In a standard Hash Map, you look for an exact match ($Key == Query$). In Attention, we look for a similarity match ($Key \approx Query$).
Attention score = how well a Query matches a Key.
The Math, Step by Step
Step 1: Computing Similarity with Dot Product
The dot product measures how “aligned” two vectors are:
Q = [2, 3] ← Query: "what I'm looking for"
Keys:
C = [11, 13] ← Key C
A = [1, 2] ← Key A
B = [4, 6] ← Key B
Computing Q · each Key:
Q · C = 2×11 + 3×13 = 22 + 39 = 61 ← High similarity!
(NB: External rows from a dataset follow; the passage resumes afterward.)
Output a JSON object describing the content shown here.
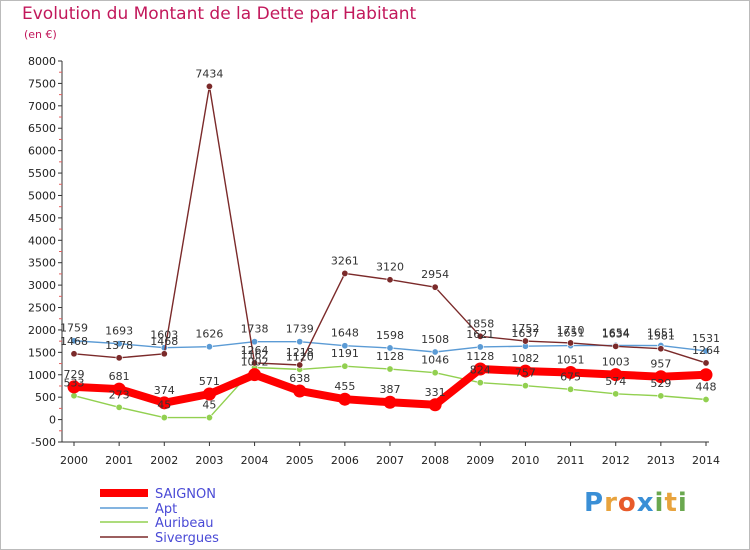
{
  "chart_data": {
    "type": "line",
    "title": "Evolution du Montant de la Dette par Habitant",
    "subtitle": "(en €)",
    "x": [
      "2000",
      "2001",
      "2002",
      "2003",
      "2004",
      "2005",
      "2006",
      "2007",
      "2008",
      "2009",
      "2010",
      "2011",
      "2012",
      "2013",
      "2014"
    ],
    "ylim": [
      -500,
      8000
    ],
    "yticks": [
      -500,
      0,
      500,
      1000,
      1500,
      2000,
      2500,
      3000,
      3500,
      4000,
      4500,
      5000,
      5500,
      6000,
      6500,
      7000,
      7500,
      8000
    ],
    "grid": false,
    "legend": "bottom-left",
    "series": [
      {
        "name": "SAIGNON",
        "color": "#ff0000",
        "values": [
          729,
          681,
          374,
          571,
          1002,
          638,
          455,
          387,
          331,
          1128,
          1082,
          1051,
          1003,
          957,
          1000
        ],
        "labels": [
          "729",
          "681",
          "374",
          "571",
          "1002",
          "638",
          "455",
          "387",
          "331",
          "1128",
          "1082",
          "1051",
          "1003",
          "957",
          ""
        ]
      },
      {
        "name": "Apt",
        "color": "#5b9bd5",
        "values": [
          1759,
          1693,
          1603,
          1626,
          1738,
          1739,
          1648,
          1598,
          1508,
          1621,
          1637,
          1651,
          1654,
          1651,
          1531
        ],
        "labels": [
          "1759",
          "1693",
          "1603",
          "1626",
          "1738",
          "1739",
          "1648",
          "1598",
          "1508",
          "1621",
          "1637",
          "1651",
          "1654",
          "1651",
          "1531"
        ]
      },
      {
        "name": "Auribeau",
        "color": "#92d050",
        "values": [
          533,
          273,
          45,
          45,
          1162,
          1120,
          1191,
          1128,
          1046,
          824,
          757,
          675,
          574,
          529,
          448
        ],
        "labels": [
          "533",
          "273",
          "45",
          "45",
          "1162",
          "1120",
          "1191",
          "1128",
          "1046",
          "824",
          "757",
          "675",
          "574",
          "529",
          "448"
        ]
      },
      {
        "name": "Sivergues",
        "color": "#7b2a2a",
        "values": [
          1468,
          1378,
          1468,
          7434,
          1264,
          1218,
          3261,
          3120,
          2954,
          1858,
          1752,
          1710,
          1634,
          1581,
          1264
        ],
        "labels": [
          "1468",
          "1378",
          "1468",
          "7434",
          "1264",
          "1218",
          "3261",
          "3120",
          "2954",
          "1858",
          "1752",
          "1710",
          "1634",
          "1581",
          "1264"
        ]
      }
    ]
  },
  "logo": {
    "text": "Proxiti",
    "letters": [
      "P",
      "r",
      "o",
      "x",
      "i",
      "t",
      "i"
    ],
    "colors": [
      "#3a8fd6",
      "#e8a33d",
      "#e85a2a",
      "#3a8fd6",
      "#6aa84f",
      "#e8a33d",
      "#6aa84f"
    ]
  }
}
Q · A = 2×1 + 3×2 = 2 + 6 = 8 ← Low similarity
Q · B = 2×4 + 3×6 = 8 + 18 = 26 ← Medium similarity
Scores = [61, 8, 26]
Intuition: The dot product is large when vectors point in similar directions. Q and C are most aligned, so C gets the highest score.
Step 2: Converting Scores to Probabilities (Softmax)
Raw scores can be any number. We need probabilities that sum to 1:
softmax(xᵢ) = eˣⁱ / Σeˣʲ
For scores [61, 8, 26]:
e⁶¹ ≈ 10²⁶ (huge!)
e⁸ ≈ 2981
e²⁶ ≈ 10¹¹
softmax ≈ [≈1.0, ≈0.0, ≈0.0]
Problem: The exponential makes large differences extreme. Token C gets ALL the attention, A and B get essentially zero.
Step 3: Why We Need Scaling for the dot product
Here’s the critical insight from the original “Attention Is All You Need” paper.
Consider high-dimensional vectors with 100 dimensions
dₖ = 100 dimensions
q = [1, 1, 1, 1, ... 1] ← 100 ones
K₁ = [1, 1, 1, 1, ... 1] ← Perfect match
K₂ = [0.8, 0.8, 0.8, ... 0.8] ← Pretty good match (80% similar)
Without scaling:
Q · K₁ = 1×1 + 1×1 + ... (100 times) = 100
Q · K₂ = 1×0.8 + 1×0.8 + ... (100 times) = 80
Difference = 20 points
Now softmax:
softmax([100, 80]) = [e¹⁰⁰, e⁸⁰] / (e¹⁰⁰ + e⁸⁰)
≈ [1.0, 0.0]
The model is overconfident! It says K₁ gets 100% attention and K₂ gets 0%, even though K₂ was 80% similar.
Why this happens: In high dimensions, dot products naturally have larger magnitudes. The variance of a dot product grows with dimension d. This pushes softmax into saturation where gradients vanish.
The fix —> scale by 1/√dₖ:
1/√dₖ (Scaling): We divide by the square root of the dimension to prevent the dot products from exploding.
scaled_scores = [100, 80] / √100 = [10, 8]
softmax([10, 8]) = [e¹⁰, e⁸] / (e¹⁰ + e⁸)
≈ [0.88, 0.12]
Now K₂ gets 12% of attention, the model acknowledges uncertainty!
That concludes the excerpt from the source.